En el tronar de un tren sin estación, el resplandor de una luz sin piel, el latido punzante de un corazón que derrama sangre tibia; la oscuridad acecha ocultándose sutil en una sonrisa amagada. Es el cuero del sol hirsuto, adosado a risos claros, a blondas y largas vetas, porque negros son tus ojos y alumbran lento, alto, largo; como sobrio manantial de fuego húmedo, que atiza el cielo con la epístola ilegible en la que me hablabas de amor. Los verdes enanitos.
Amor de piel verano, trunco, en tarde de polvo y pasión árida, de vida cautiva sumergida en naufragios que pululan a tono en los himnos sonoros del rock, que nuestros tiempos nos vieron bailar. Tu piel, mi piel, en poros suaves de fabulas secas y lúbricos sudores, piel en fin, piel de monte, piel de carne, piel de hielo y calor, piel de piel que imanta la distancia.
De tu trigueño ensueño, mestizo, de tus lunares insertos, de tu parpado frío que recita, de tus labios a punto… caramelo, de tu rostro atado al mío, de tu piel bermeja, leona, turbia, suave piel eriza, careta antigua que absorbe el sabor del beso, respira y gime agonizando en pasión animal bajo la lluvia solazada. Si, de los labios del alma.
Humana virginidad, que enclaustra la angustia de pesares sedientos, locuaces caricias de original pecado, olvidado en la sombra que los surcos de tu fruncido ceño, alojan en un nido arenoso encendido sin poder volar.
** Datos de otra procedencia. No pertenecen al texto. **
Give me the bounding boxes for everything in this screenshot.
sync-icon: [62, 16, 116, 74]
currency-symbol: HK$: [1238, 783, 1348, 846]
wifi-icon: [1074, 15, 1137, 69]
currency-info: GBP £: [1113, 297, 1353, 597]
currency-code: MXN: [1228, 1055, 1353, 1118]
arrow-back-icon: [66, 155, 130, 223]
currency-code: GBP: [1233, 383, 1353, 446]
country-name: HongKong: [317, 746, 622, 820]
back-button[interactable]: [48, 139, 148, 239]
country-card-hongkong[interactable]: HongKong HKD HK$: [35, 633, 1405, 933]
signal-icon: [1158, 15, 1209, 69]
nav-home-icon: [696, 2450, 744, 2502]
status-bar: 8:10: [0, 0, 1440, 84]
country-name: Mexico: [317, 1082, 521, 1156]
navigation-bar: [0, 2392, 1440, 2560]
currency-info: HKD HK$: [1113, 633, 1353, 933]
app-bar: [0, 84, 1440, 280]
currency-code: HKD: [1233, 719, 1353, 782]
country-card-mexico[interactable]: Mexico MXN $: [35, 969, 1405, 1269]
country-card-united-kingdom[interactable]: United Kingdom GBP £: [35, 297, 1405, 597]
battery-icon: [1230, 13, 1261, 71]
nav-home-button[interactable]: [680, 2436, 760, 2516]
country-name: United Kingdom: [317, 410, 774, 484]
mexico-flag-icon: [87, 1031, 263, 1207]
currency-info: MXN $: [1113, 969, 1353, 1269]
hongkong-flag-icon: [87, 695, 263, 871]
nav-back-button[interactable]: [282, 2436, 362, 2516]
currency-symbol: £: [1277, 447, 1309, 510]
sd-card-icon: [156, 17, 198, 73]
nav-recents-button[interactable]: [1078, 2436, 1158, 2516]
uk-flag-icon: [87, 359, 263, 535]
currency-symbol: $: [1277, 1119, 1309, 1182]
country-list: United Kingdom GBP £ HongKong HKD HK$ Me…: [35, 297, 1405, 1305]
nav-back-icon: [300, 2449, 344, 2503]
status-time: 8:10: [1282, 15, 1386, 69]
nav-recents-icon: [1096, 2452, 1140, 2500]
Eternidad efímera que rasga tus gestos al amarte, copulativa como la y gramatical, con miedo vacío y vano, por quererte en piel soñarte y sorberte en piel amarte. Para tatuar mi llanto contenido en un azul indeleble y cantar tu piel desnuda. En cada beso prófugo te acordaras de mí, porque “el día en que me faltes me arrancare la vida” recitó candoroso, para el Ecuador, la eternidad y el mundo, don Medardo Ángel Silva.